Stigsson was arrested in March 2005 on suspicions of abusing his wife and was sentenced a year later to three months in prison.
At the time he was head of the military’s Joint Forces Command and was formally discharged in April 2008.
At the time of Stigsson’s arrest, police found top secret documents lying around his home. Among the documents was an evaluation of secret Swedish special forces operations overseas and documents about successful intelligence operations.
The district court found that Stigsson had taken the secret documents home with him. Stigsson claimed that someone had planted the documents in his house, but the court doubted his version of events.
However, the court didn’t find the misdeed severe enough to be convicted for serious unauthorized handling of secret information because the contents of the documents had not been exposed.
“He had actually had these documents with him in relation to his duties, something he had a right to.
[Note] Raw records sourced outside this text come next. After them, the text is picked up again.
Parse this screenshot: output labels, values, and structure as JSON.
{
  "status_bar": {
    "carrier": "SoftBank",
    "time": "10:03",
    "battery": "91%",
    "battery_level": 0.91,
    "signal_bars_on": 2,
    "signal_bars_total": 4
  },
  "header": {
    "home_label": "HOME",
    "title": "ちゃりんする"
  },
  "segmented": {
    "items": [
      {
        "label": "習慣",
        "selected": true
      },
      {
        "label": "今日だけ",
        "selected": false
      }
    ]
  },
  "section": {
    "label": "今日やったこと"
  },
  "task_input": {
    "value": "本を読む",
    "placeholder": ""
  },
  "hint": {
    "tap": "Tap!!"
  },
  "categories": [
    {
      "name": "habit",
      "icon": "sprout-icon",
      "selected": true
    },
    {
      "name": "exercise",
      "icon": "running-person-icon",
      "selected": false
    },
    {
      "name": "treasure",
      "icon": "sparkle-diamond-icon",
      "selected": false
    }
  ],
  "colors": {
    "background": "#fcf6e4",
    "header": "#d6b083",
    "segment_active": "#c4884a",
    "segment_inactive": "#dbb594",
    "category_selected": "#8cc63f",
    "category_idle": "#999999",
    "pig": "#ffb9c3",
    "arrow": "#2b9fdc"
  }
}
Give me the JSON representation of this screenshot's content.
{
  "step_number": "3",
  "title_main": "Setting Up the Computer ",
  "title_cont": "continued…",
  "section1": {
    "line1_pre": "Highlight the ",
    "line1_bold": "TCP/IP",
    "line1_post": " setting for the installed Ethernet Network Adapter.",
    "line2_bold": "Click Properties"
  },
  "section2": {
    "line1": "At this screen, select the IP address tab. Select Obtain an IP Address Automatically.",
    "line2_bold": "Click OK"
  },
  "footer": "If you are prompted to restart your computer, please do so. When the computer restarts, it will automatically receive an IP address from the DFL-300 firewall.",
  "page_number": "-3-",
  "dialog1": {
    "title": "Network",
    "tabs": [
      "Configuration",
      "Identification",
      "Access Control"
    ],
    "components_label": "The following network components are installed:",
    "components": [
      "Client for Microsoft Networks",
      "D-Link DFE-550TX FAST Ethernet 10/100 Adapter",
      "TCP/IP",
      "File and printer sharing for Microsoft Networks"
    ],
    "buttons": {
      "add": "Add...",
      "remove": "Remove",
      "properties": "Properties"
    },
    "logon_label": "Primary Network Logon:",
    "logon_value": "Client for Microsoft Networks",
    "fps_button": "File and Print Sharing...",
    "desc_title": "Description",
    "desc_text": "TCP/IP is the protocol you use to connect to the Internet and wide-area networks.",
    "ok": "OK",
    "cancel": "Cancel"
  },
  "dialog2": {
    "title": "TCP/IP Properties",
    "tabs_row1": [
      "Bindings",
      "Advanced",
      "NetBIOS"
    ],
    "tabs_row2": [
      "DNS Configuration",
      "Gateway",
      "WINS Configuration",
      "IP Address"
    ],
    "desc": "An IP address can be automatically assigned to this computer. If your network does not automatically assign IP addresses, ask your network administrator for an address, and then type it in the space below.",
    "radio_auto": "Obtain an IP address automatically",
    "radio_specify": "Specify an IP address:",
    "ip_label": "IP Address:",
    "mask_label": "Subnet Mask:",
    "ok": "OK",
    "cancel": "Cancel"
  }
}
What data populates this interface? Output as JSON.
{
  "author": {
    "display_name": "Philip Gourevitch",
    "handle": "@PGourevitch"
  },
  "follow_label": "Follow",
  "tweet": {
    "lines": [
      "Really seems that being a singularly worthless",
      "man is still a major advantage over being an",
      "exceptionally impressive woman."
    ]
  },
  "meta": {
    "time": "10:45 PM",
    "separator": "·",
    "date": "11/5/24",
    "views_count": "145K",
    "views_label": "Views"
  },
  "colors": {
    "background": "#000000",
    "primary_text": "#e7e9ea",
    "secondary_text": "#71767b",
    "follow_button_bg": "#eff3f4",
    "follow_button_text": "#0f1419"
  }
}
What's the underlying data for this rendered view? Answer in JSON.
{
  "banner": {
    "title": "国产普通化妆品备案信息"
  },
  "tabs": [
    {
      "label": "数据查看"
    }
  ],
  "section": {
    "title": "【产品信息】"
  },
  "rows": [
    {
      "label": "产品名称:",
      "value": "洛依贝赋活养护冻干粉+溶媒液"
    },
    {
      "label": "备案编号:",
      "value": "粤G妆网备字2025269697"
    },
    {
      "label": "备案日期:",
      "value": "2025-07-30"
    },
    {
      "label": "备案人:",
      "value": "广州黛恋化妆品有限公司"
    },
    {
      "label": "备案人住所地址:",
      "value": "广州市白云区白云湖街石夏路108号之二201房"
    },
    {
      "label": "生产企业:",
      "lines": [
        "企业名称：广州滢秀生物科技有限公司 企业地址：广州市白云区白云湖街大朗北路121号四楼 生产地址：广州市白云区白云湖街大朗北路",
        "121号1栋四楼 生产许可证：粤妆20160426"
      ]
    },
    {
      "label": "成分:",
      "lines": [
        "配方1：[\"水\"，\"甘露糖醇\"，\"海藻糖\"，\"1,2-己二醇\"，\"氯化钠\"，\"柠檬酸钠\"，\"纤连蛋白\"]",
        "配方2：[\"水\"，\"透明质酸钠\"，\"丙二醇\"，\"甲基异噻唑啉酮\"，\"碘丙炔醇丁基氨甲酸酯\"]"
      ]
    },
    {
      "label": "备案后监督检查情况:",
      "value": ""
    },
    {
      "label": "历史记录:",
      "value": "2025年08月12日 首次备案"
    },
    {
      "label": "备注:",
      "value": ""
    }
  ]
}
The fact that he happened to have forgotten them at home is not a crime,” said Stigsson’s lawyer Gunnar Falk, to the TT news agency.
Falk is satisfied with the ruling.
“It goes without saying that it’s satisfying that they share our understanding,” he said.
Chief prosecutor Tomas Lindstrand told TT that he hasn’t had a chance to review the decision and is therefore unwilling to comment.
“I don’t really understand the court’s reasoning. But I might get to know once I’ve read the whole decision,” he said.
He is nonetheless surprised at the court’s ruling.
“It’s not really what I had expected.”